Graves did not know what, precisely, was going on. He did not have answers to these questions. But he would find them. And to begin, he knew there were places he might investigate that might lead him further along both of his lines of inquiry.

He pushed himself off the State House dome, its golden surface a dark, hellish orange as it took what little light was available and reflected the red mist. As he passed over Boston Common, drifting just above the trees now, he confirmed one of his suspicions. He was not the only ghost unaffected. The lonely shades of several homeless men wandered the park, resting on park benches and picking imaginary garbage out of trash cans, acting out the routines of their lives.

They had died there on the Common, these men. Unless they had been cremated, it had been recently enough that there would certainly have been enough left of their remains to make an effective zombie. That was possible, but the more he considered, the more he began to think that one of his other theories was more likely. These homeless men had been lost souls long before they were dead. As ghosts, they walked the paths that had been familiar in life and seemed not to feel the pull of the river of souls at all. They were kept here by the infirmity of their minds, even as Graves himself was anchored to the mortal plane by his obsession with the mystery of his own murder. He felt certain his theory was correct, that ghosts who still haunted this world were immune to this magick as long as they remained here and did not slip into the soulstream.

Dr. Graves left the Common and propelled his spectral form along Tremont Street past the Park Street Church. Tucked in amongst buildings to the left and right, and abutting it to the rear was the Old Granary Burial Ground. It was a strange cemetery, located in what some might have taken to be an empty building lot left behind by a demolition crew if not for the low wrought iron fence. The burial ground was a tiny plot of land where eighteenth century headstones thrust from the ground, and a recitation of their names read like a litany of American history.

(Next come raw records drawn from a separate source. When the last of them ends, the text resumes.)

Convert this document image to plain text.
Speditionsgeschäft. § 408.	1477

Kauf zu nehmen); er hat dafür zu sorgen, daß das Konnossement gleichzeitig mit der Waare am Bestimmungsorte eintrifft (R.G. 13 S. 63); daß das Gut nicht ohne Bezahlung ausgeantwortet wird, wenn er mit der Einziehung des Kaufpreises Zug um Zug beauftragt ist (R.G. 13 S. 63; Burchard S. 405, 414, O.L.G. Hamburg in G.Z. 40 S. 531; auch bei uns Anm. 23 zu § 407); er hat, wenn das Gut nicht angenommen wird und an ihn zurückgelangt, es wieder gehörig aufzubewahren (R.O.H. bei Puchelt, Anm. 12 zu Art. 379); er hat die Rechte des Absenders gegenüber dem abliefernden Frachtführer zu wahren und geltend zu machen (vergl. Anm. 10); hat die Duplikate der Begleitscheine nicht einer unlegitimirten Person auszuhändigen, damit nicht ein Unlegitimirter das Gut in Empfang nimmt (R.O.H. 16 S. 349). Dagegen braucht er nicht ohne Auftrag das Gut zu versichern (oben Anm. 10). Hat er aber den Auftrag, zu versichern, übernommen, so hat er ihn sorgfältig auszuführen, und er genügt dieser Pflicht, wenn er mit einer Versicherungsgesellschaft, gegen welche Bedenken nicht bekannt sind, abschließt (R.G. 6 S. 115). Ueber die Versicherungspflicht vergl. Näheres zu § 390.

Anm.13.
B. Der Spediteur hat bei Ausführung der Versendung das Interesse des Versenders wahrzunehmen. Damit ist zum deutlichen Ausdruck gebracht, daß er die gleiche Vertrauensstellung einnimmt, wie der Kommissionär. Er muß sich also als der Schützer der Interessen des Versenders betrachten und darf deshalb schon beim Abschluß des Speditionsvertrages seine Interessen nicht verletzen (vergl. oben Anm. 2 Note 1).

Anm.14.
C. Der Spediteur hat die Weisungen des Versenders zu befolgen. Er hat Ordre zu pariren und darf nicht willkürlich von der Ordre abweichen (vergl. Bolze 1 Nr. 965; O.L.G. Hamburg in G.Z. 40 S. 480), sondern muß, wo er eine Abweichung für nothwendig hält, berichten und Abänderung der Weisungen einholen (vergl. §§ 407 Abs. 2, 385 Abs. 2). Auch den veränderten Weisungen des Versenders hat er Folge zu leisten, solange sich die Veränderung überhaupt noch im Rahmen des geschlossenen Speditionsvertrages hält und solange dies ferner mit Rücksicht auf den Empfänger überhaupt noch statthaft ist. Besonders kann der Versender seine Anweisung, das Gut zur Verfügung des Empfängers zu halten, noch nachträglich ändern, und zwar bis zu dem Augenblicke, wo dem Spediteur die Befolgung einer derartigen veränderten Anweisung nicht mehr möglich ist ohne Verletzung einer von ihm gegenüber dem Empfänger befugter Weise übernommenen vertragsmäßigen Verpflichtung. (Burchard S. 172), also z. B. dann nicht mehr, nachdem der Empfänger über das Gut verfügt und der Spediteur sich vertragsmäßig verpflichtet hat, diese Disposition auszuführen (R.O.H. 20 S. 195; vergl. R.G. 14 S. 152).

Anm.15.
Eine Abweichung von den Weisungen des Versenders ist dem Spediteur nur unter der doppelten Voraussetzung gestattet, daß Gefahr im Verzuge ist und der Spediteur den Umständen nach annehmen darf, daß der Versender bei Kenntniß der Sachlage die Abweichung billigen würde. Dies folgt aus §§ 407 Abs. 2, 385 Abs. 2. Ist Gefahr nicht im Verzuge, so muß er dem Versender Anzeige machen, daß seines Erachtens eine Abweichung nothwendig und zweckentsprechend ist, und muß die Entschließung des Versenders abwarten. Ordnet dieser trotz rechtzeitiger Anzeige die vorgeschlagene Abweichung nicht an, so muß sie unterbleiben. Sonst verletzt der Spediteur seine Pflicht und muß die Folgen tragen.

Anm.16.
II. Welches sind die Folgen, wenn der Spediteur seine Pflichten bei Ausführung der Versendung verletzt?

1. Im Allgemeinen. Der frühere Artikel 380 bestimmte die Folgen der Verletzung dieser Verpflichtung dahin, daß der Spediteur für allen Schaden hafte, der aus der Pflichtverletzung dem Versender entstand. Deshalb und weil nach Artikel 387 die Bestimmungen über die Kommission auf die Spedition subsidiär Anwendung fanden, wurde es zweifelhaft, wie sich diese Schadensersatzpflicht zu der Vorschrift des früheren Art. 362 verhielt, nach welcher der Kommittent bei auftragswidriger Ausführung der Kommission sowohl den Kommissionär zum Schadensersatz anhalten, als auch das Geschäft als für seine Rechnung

Paul Revere was buried there. A short way further along a narrow path that weaved beneath shade trees was the grave of John Hancock. Samuel Adams had been interred at the Old Granary as well, along with all of the victims of the Boston Massacre and the parents of Benjamin Franklin. It was a quiet place of reflection in the center of the city, a piece of its history. Graves always thought it shameful that it was the edifices left behind by the great hearts and minds of any generation that were visited by throngs of admirers, and rarely their graves.

It was no wonder that none of their ghosts had lingered on this plane.

That did not mean the Old Granary Burial Ground was devoid of ghosts, however.

Dr. Graves passed through the black wrought-iron fence and alighted upon the ragged lawn, pretending to himself that he could feel the ground beneath his shoes. The walls of the buildings that rose up to block in the other three sides of the burial ground were imposing, but with the red-black sky and the scarlet fog, they lent a sense of security as well. He glanced up, and then over his shoulder, but he was alone.